My breath hitches. Yes, I think. I killed him.

"No." It's easy to lie.


I wake up laying in the chair.

My hands are shaking as I sit up with electrodes still attached. Real.

Tessa chews her lip ring as she slowly removes the electrodes from my body. Her face does nothing to mask the blatant confusion. I wait patiently, anxious about my result. Please don't say Abnegation. Tessa glances around before sighing.

"Your result was Dauntless," her words are like a sip of cold water. How could I, a selfless acting member of Abnegation, get Dauntless as my aptitude test result? I mean, it's a relief. Anything other than Abnegation is a relief. But Dauntless? My mind tunes back in as Tessa begins to fill me in on the details of my test.

"Not choosing the bread rules out Abnegation, choosing the knife rules out Amity and moves toward Dauntless. You lied about killing the man, so Candor was out. Erudite was never really an option after the first situation."

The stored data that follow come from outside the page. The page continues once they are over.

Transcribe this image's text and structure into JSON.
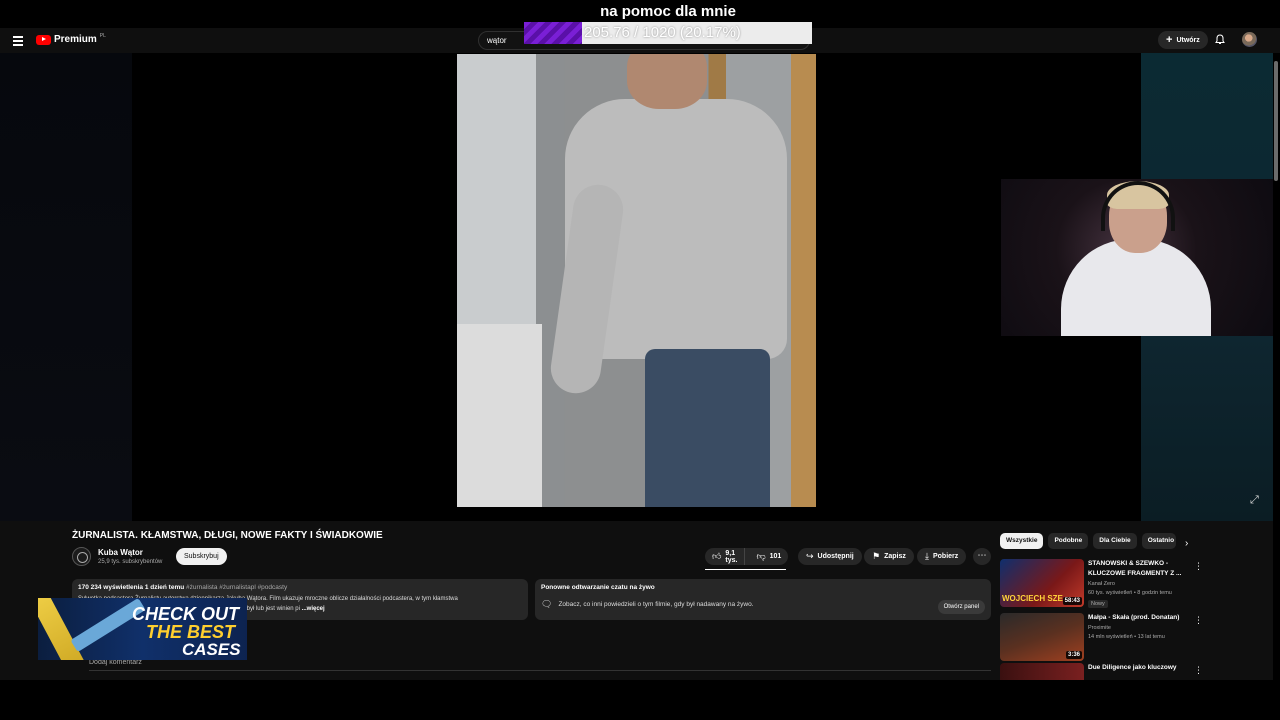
{
  "overlay": {
    "title": "na pomoc dla mnie",
    "progress_text": "205.76 / 1020 (20.17%)",
    "progress_fraction": 0.2017,
    "progress_color": "#7a1fd6"
  },
  "header": {
    "brand": "Premium",
    "region": "PL",
    "search_value": "wątor",
    "create_label": "Utwórz",
    "icons": [
      "menu-icon",
      "youtube-logo",
      "plus-icon",
      "bell-icon",
      "avatar"
    ]
  },
  "video": {
    "title": "ŻURNALISTA. KŁAMSTWA, DŁUGI, NOWE FAKTY I ŚWIADKOWIE",
    "channel": "Kuba Wątor",
    "subscribers": "25,9 tys. subskrybentów",
    "subscribe_label": "Subskrybuj",
    "likes": "9,1 tys.",
    "dislikes": "101",
    "share_label": "Udostępnij",
    "save_label": "Zapisz",
    "download_label": "Pobierz",
    "more_label": "⋯"
  },
  "description": {
    "meta": "170 234 wyświetlenia  1 dzień temu",
    "tags": "#żurnalista #żurnalistapl #podcasty",
    "line1": "Sylwetka podcastera Żurnalisty autorstwa dziennikarza Jakuba Wątora. Film ukazuje mroczne oblicze działalności podcastera, w tym kłamstwa",
    "line2": "i długi. W filmie wypowiadają się m.in. osoby, którym Żurnalista był lub jest winien pi",
    "more": "...więcej"
  },
  "chat_replay": {
    "title": "Ponowne odtwarzanie czatu na żywo",
    "text": "Zobacz, co inni powiedzieli o tym filmie, gdy był nadawany na żywo.",
    "button": "Otwórz panel"
  },
  "comments": {
    "add_label": "Dodaj komentarz"
  },
  "ad": {
    "line1": "CHECK OUT",
    "line2": "THE BEST",
    "line3": "CASES",
    "accent": "#ffcf2e"
  },
  "chips": [
    "Wszystkie",
    "Podobne",
    "Dla Ciebie",
    "Ostatnio"
  ],
  "recommendations": [
    {
      "title": "STANOWSKI & SZEWKO - KLUCZOWE FRAGMENTY Z ...",
      "channel": "Kanał Zero",
      "meta": "60 tys. wyświetleń • 8 godzin temu",
      "badge": "Nowy",
      "duration": "58:43",
      "thumb_text": "WOJCIECH SZE"
    },
    {
      "title": "Małpa - Skała (prod. Donatan)",
      "channel": "Proximite",
      "meta": "14 mln wyświetleń • 13 lat temu",
      "badge": "",
      "duration": "3:36",
      "thumb_text": ""
    },
    {
      "title": "Due Diligence jako kluczowy",
      "channel": "",
      "meta": "",
      "badge": "",
      "duration": "",
      "thumb_text": ""
    }
  ]
}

I blink at her words. Does that mean I'm not smart enough for Erudite? No, it doesn't matter whether I am or not because that's not my result. How can I be Dauntless? Yes, it's something I admired from afar and dreamed of. But realistically, it never occurred to me that I would be anything other than a meek and selfless Abnegation girl that marries an equally meek and selfless boy to have, you guessed it, meek and selfless children. It dawns on me though that my actions have never stemmed from wanting to serve others. Instead, they were ingrained in my mind with every scolding, every lecture I received after completing a selfish action.

"I can tell this is a shock to you," Tessa's gravelly voice worms back into my head. "Looking at how you responded to the simulation, I think you could fit in well in your current faction. You aren't required to choose your result. It's only a suggestion.

My mind whirls.

"Look, I'm not supposed to tell you what to choose, so I won't. That's your decision. Only you can make it. But only you can live with it."

I nod and stand to walk out.

"By the way," Tessa offers cheerfully, "the Dauntless have chocolate cake."